窦漣漪眼尖,俯身撿了起來,舉到他面前嚷道:‘我說小像跑哪裏去了,原來是皇上偷去了,害我到處找。”
“還我。”玄寂離伸出手,命令道。
她嗖地藏到背後,跟他論理:“這是我的東西,應該還給我才對吧?”
“可這是我的小像,當然應該歸我所有。”他卻眨着一雙桃花眼,振振有詞。
好像也有點道理,可她好喜歡這副小像,便歪着頭跟他商量:“這張歸我了,至多我再剪一張送給你,好不好?”
"這個嘛?“玄寂離故意沉吟不決,令她小臉越怕緊張地盯着他,那模樣真真是愛煞人了,當即将她擁進懷裏:“再剪一張不是不可以,不過我要四兒的小像。
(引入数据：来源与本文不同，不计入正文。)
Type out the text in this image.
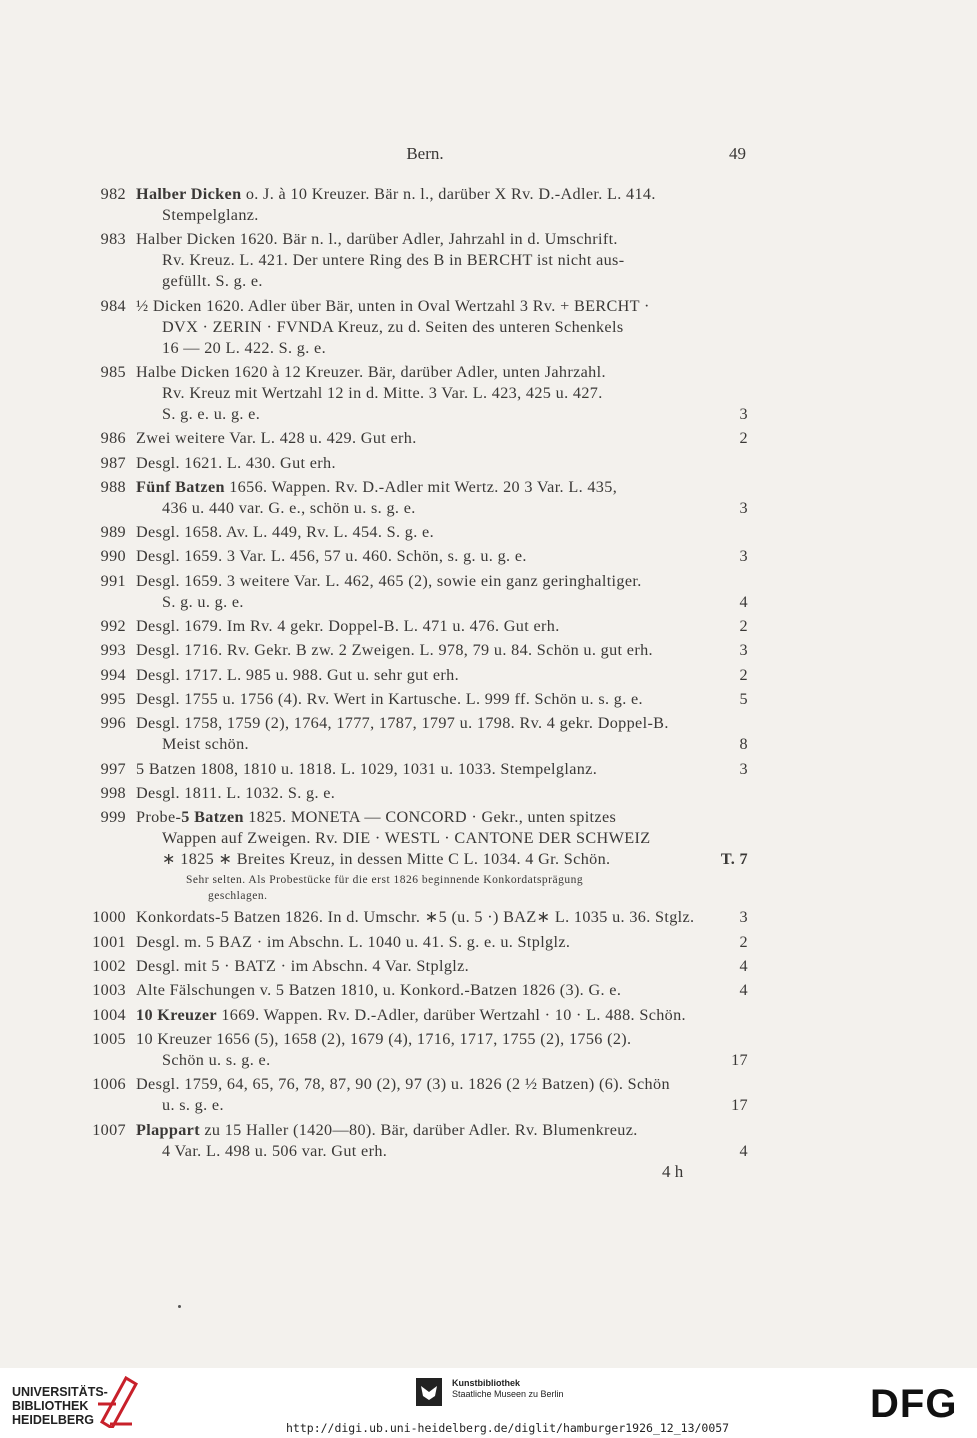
Bern.	49
982 Halber Dicken o. J. à 10 Kreuzer. Bär n. l., darüber X Rv. D.-Adler. L. 414.
Stempelglanz.
983 Halber Dicken 1620. Bär n. l., darüber Adler, Jahrzahl in d. Umschrift.
Rv. Kreuz. L. 421. Der untere Ring des B in BERCHT ist nicht aus-
gefüllt. S. g. e.
984 ½ Dicken 1620. Adler über Bär, unten in Oval Wertzahl 3 Rv. + BERCHT ·
DVX · ZERIN · FVNDA Kreuz, zu d. Seiten des unteren Schenkels
16 — 20 L. 422. S. g. e.
985 Halbe Dicken 1620 à 12 Kreuzer. Bär, darüber Adler, unten Jahrzahl.
Rv. Kreuz mit Wertzahl 12 in d. Mitte. 3 Var. L. 423, 425 u. 427.
S. g. e. u. g. e.	3
986 Zwei weitere Var. L. 428 u. 429. Gut erh.	2
987 Desgl. 1621. L. 430. Gut erh.
988 Fünf Batzen 1656. Wappen. Rv. D.-Adler mit Wertz. 20 3 Var. L. 435,
436 u. 440 var. G. e., schön u. s. g. e.	3
989 Desgl. 1658. Av. L. 449, Rv. L. 454. S. g. e.
990 Desgl. 1659. 3 Var. L. 456, 57 u. 460. Schön, s. g. u. g. e.	3
991 Desgl. 1659. 3 weitere Var. L. 462, 465 (2), sowie ein ganz geringhaltiger.
S. g. u. g. e.	4
992 Desgl. 1679. Im Rv. 4 gekr. Doppel-B. L. 471 u. 476. Gut erh.	2
993 Desgl. 1716. Rv. Gekr. B zw. 2 Zweigen. L. 978, 79 u. 84. Schön u. gut erh.	3
994 Desgl. 1717. L. 985 u. 988. Gut u. sehr gut erh.	2
995 Desgl. 1755 u. 1756 (4). Rv. Wert in Kartusche. L. 999 ff. Schön u. s. g. e.	5
996 Desgl. 1758, 1759 (2), 1764, 1777, 1787, 1797 u. 1798. Rv. 4 gekr. Doppel-B.
Meist schön.	8
997 5 Batzen 1808, 1810 u. 1818. L. 1029, 1031 u. 1033. Stempelglanz.	3
998 Desgl. 1811. L. 1032. S. g. e.
999 Probe-5 Batzen 1825. MONETA — CONCORD · Gekr., unten spitzes
Wappen auf Zweigen. Rv. DIE · WESTL · CANTONE DER SCHWEIZ
∗ 1825 ∗ Breites Kreuz, in dessen Mitte C L. 1034. 4 Gr. Schön.	T. 7
1000 Konkordats-5 Batzen 1826. In d. Umschr. ∗5 (u. 5 ·) BAZ∗ L. 1035 u. 36. Stglz.	3
1001 Desgl. m. 5 BAZ · im Abschn. L. 1040 u. 41. S. g. e. u. Stplglz.	2
1002 Desgl. mit 5 · BATZ · im Abschn. 4 Var. Stplglz.	4
1003 Alte Fälschungen v. 5 Batzen 1810, u. Konkord.-Batzen 1826 (3). G. e.	4
1004 10 Kreuzer 1669. Wappen. Rv. D.-Adler, darüber Wertzahl · 10 · L. 488. Schön.
1005 10 Kreuzer 1656 (5), 1658 (2), 1679 (4), 1716, 1717, 1755 (2), 1756 (2).
Schön u. s. g. e.	17
1006 Desgl. 1759, 64, 65, 76, 78, 87, 90 (2), 97 (3) u. 1826 (2 ½ Batzen) (6). Schön
u. s. g. e.	17
1007 Plappart zu 15 Haller (1420—80). Bär, darüber Adler. Rv. Blumenkreuz.
4 Var. L. 498 u. 506 var. Gut erh.	4
Sehr selten. Als Probestücke für die erst 1826 beginnende Konkordatsprägung
geschlagen.
4 h
UNIVERSITÄTS-
BIBLIOTHEK
HEIDELBERG
Kunstbibliothek
Staatliche Museen zu Berlin	DFG
http://digi.ub.uni-heidelberg.de/diglit/hamburger1926_12_13/0057
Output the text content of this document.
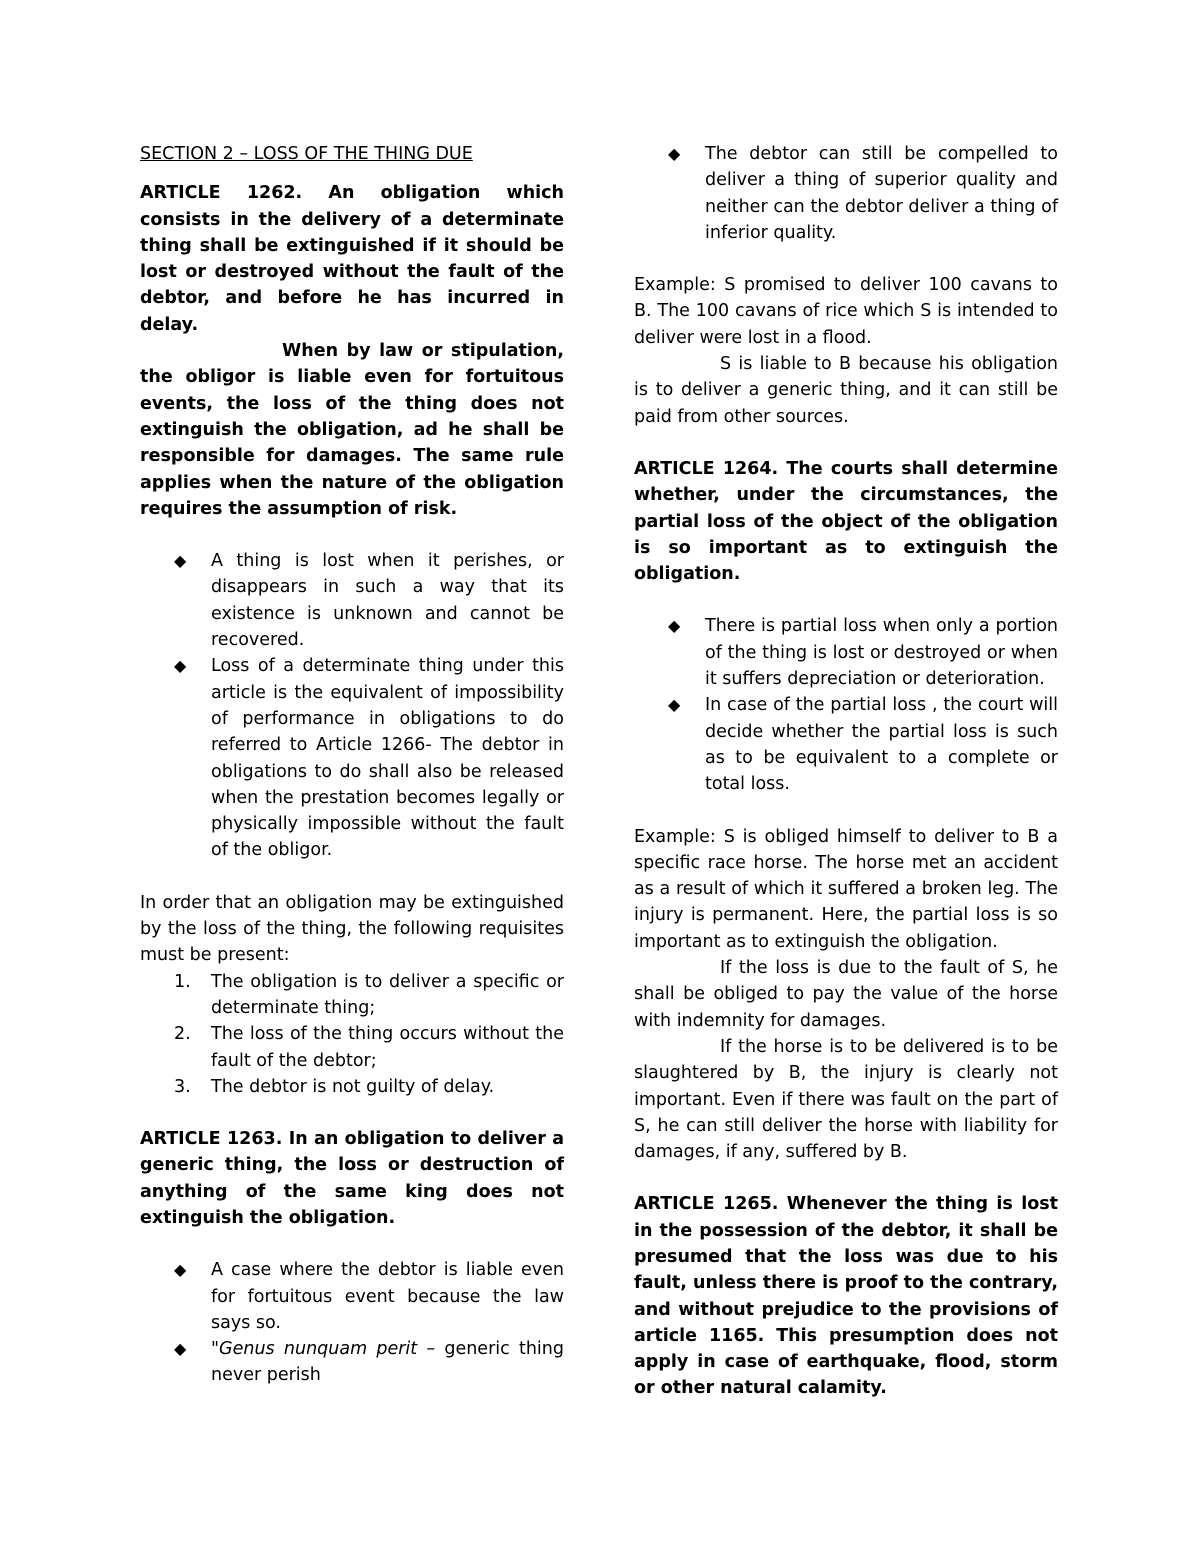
SECTION 2 – LOSS OF THE THING DUE

ARTICLE 1262. An obligation which consists in the delivery of a determinate thing shall be extinguished if it should be lost or destroyed without the fault of the debtor, and before he has incurred in delay.

When by law or stipulation, the obligor is liable even for fortuitous events, the loss of the thing does not extinguish the obligation, ad he shall be responsible for damages. The same rule applies when the nature of the obligation requires the assumption of risk.

◆ A thing is lost when it perishes, or disappears in such a way that its existence is unknown and cannot be recovered.
◆ Loss of a determinate thing under this article is the equivalent of impossibility of performance in obligations to do referred to Article 1266- The debtor in obligations to do shall also be released when the prestation becomes legally or physically impossible without the fault of the obligor.

In order that an obligation may be extinguished by the loss of the thing, the following requisites must be present:

1. The obligation is to deliver a specific or determinate thing;
2. The loss of the thing occurs without the fault of the debtor;
3. The debtor is not guilty of delay.

ARTICLE 1263. In an obligation to deliver a generic thing, the loss or destruction of anything of the same king does not extinguish the obligation.

◆ A case where the debtor is liable even for fortuitous event because the law says so.
◆ "Genus nunquam perit – generic thing never perish
◆ The debtor can still be compelled to deliver a thing of superior quality and neither can the debtor deliver a thing of inferior quality.

Example: S promised to deliver 100 cavans to B. The 100 cavans of rice which S is intended to deliver were lost in a flood.

S is liable to B because his obligation is to deliver a generic thing, and it can still be paid from other sources.

ARTICLE 1264. The courts shall determine whether, under the circumstances, the partial loss of the object of the obligation is so important as to extinguish the obligation.

◆ There is partial loss when only a portion of the thing is lost or destroyed or when it suffers depreciation or deterioration.
◆ In case of the partial loss , the court will decide whether the partial loss is such as to be equivalent to a complete or total loss.

Example: S is obliged himself to deliver to B a specific race horse. The horse met an accident as a result of which it suffered a broken leg. The injury is permanent. Here, the partial loss is so important as to extinguish the obligation.

If the loss is due to the fault of S, he shall be obliged to pay the value of the horse with indemnity for damages.

If the horse is to be delivered is to be slaughtered by B, the injury is clearly not important. Even if there was fault on the part of S, he can still deliver the horse with liability for damages, if any, suffered by B.

ARTICLE 1265. Whenever the thing is lost in the possession of the debtor, it shall be presumed that the loss was due to his fault, unless there is proof to the contrary, and without prejudice to the provisions of article 1165. This presumption does not apply in case of earthquake, flood, storm or other natural calamity.
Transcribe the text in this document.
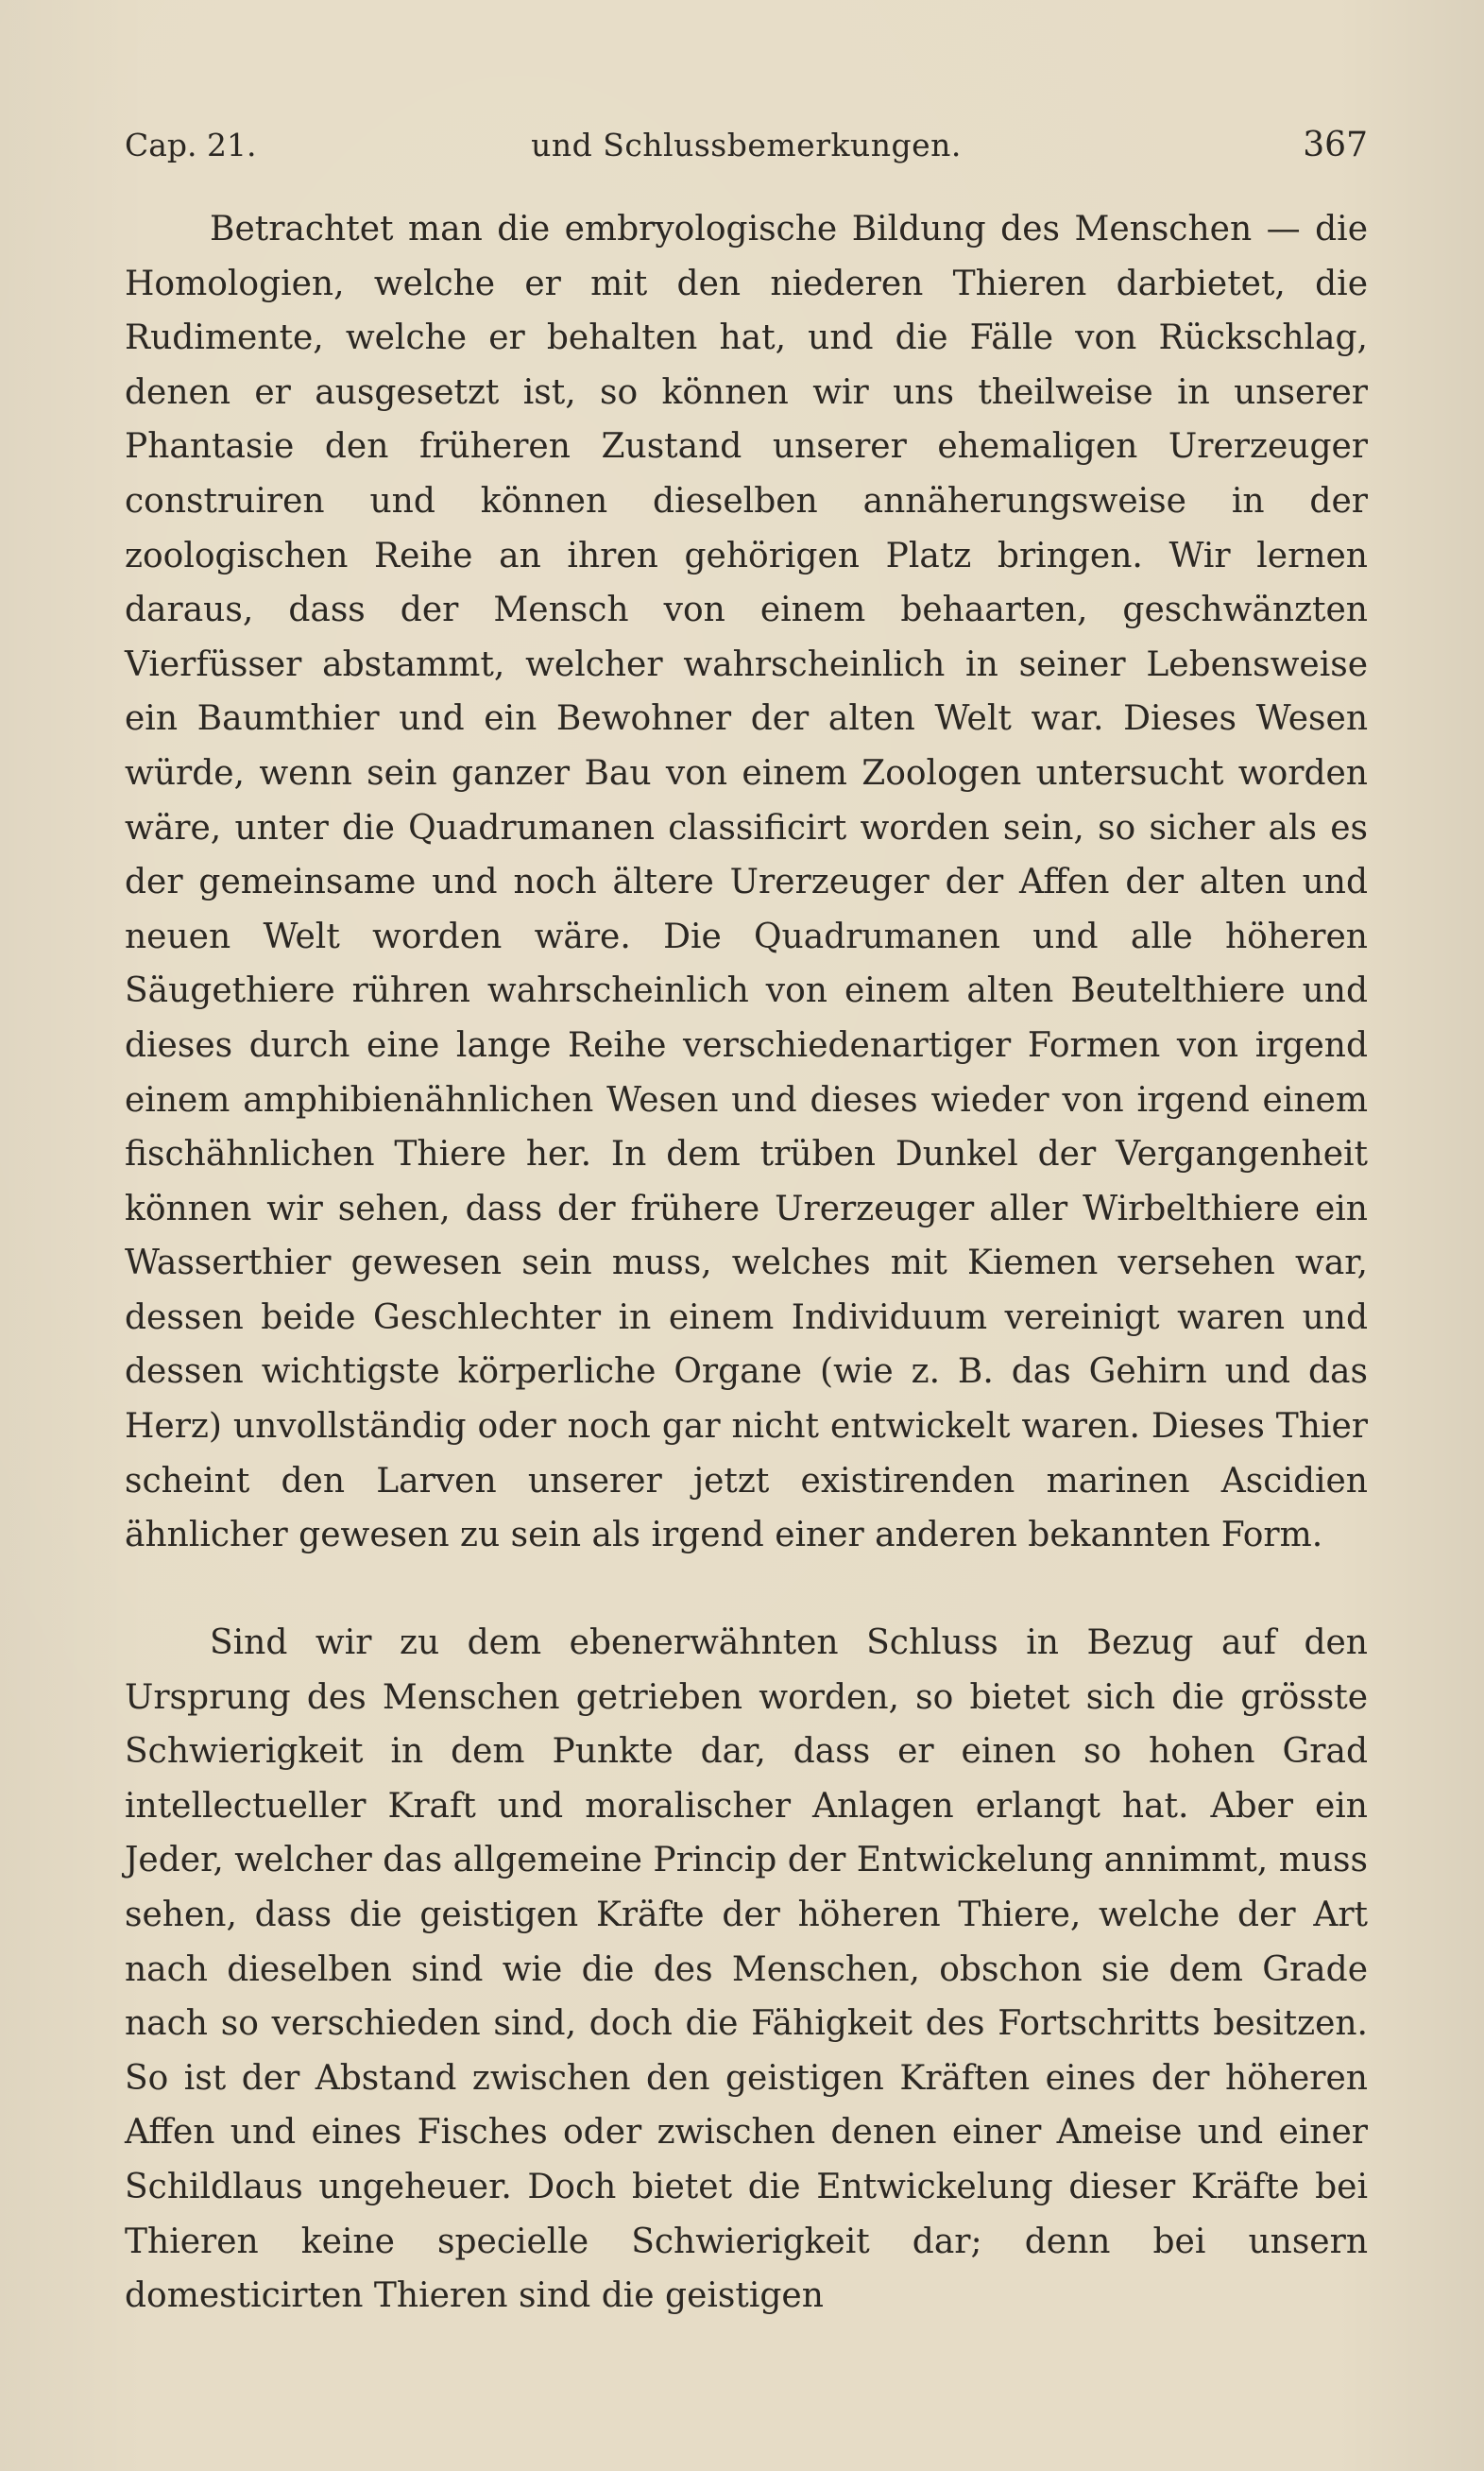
Cap. 21.	und Schlussbemerkungen.	367

Betrachtet man die embryologische Bildung des Menschen — die Homologien, welche er mit den niederen Thieren darbietet, die Rudimente, welche er behalten hat, und die Fälle von Rückschlag, denen er ausgesetzt ist, so können wir uns theilweise in unserer Phantasie den früheren Zustand unserer ehemaligen Urerzeuger construiren und können dieselben annäherungsweise in der zoologischen Reihe an ihren gehörigen Platz bringen. Wir lernen daraus, dass der Mensch von einem behaarten, geschwänzten Vierfüsser abstammt, welcher wahrscheinlich in seiner Lebensweise ein Baumthier und ein Bewohner der alten Welt war. Dieses Wesen würde, wenn sein ganzer Bau von einem Zoologen untersucht worden wäre, unter die Quadrumanen classificirt worden sein, so sicher als es der gemeinsame und noch ältere Urerzeuger der Affen der alten und neuen Welt worden wäre. Die Quadrumanen und alle höheren Säugethiere rühren wahrscheinlich von einem alten Beutelthiere und dieses durch eine lange Reihe verschiedenartiger Formen von irgend einem amphibienähnlichen Wesen und dieses wieder von irgend einem fischähnlichen Thiere her. In dem trüben Dunkel der Vergangenheit können wir sehen, dass der frühere Urerzeuger aller Wirbelthiere ein Wasserthier gewesen sein muss, welches mit Kiemen versehen war, dessen beide Geschlechter in einem Individuum vereinigt waren und dessen wichtigste körperliche Organe (wie z. B. das Gehirn und das Herz) unvollständig oder noch gar nicht entwickelt waren. Dieses Thier scheint den Larven unserer jetzt existirenden marinen Ascidien ähnlicher gewesen zu sein als irgend einer anderen bekannten Form.

Sind wir zu dem ebenerwähnten Schluss in Bezug auf den Ursprung des Menschen getrieben worden, so bietet sich die grösste Schwierigkeit in dem Punkte dar, dass er einen so hohen Grad intellectueller Kraft und moralischer Anlagen erlangt hat. Aber ein Jeder, welcher das allgemeine Princip der Entwickelung annimmt, muss sehen, dass die geistigen Kräfte der höheren Thiere, welche der Art nach dieselben sind wie die des Menschen, obschon sie dem Grade nach so verschieden sind, doch die Fähigkeit des Fortschritts besitzen. So ist der Abstand zwischen den geistigen Kräften eines der höheren Affen und eines Fisches oder zwischen denen einer Ameise und einer Schildlaus ungeheuer. Doch bietet die Entwickelung dieser Kräfte bei Thieren keine specielle Schwierigkeit dar; denn bei unsern domesticirten Thieren sind die geistigen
”
如星辰一樣美麗晶亮的眸子裏騰起絲絲縷縷的喜悅,她飛睨了他一眼,故意道:“人家的小像醜死了,皇上要來做什麽。”
“是很醜。”他刮了一下她的小鼻子,見她神色一變,哈哈一笑道:“可我就是喜歡。”
某人窩在他的胸口,笑靥如花。
窦漣漪複位與楊凝芷遭押的消息迅速傳遍後宮,有人歡喜有人愁,更多的則是憤恨不已,太後則是在次日早上醒來後得知消息的,聽完來喜的禀報,隻是長歎了一聲:“這後宮啊,永遠沒有清靜的時候。”歎完,便閉目養神去了。
早上,窦漣漪坐着皇上親賜的轎攆回去,一路上都有宮人行禮問安,有一種久違的高高在上的感覺,可她飄然不起來,後宮争鬥無休無止,扳倒了一個,後面不知道還有多少個虎視眈眈地盯着你,叫你永遠不得安生。
“恭喜主子回宮。”
秀珠幾個早已候在霁月館門口,見她的轎子到了,一個個行着禮道賀不疊。
“快起來。”
她趕緊托了小英子的手下轎,親手一一扶了起來,至青兒時,珍重地道了一聲:“這次多虧你了。”
“主子快别這麽說,能爲主子辦事是奴婢的福氣,何況上次青兒的娘家發火,燒得家徒四壁時,若不是主子接濟,隻怕全家人沒法活下去了。”青兒連忙道。
秀珠快言快語:“不管怎樣,青兒你這次立了大功,受秀珠一拜。”一邊說一邊鞠了三躬,青兒想阻止都來不及,另外三人也要依樣畫葫蘆,唬得她連連擺手:“大過年的,你們這麽一鞠躬二鞠躬三鞠躬的,當我是鬼還是神?”
“好啦好啦,大家别站在這裏了。”一番話說得窦漣漪都忍不住笑了起來,趕緊招呼大家一起進去。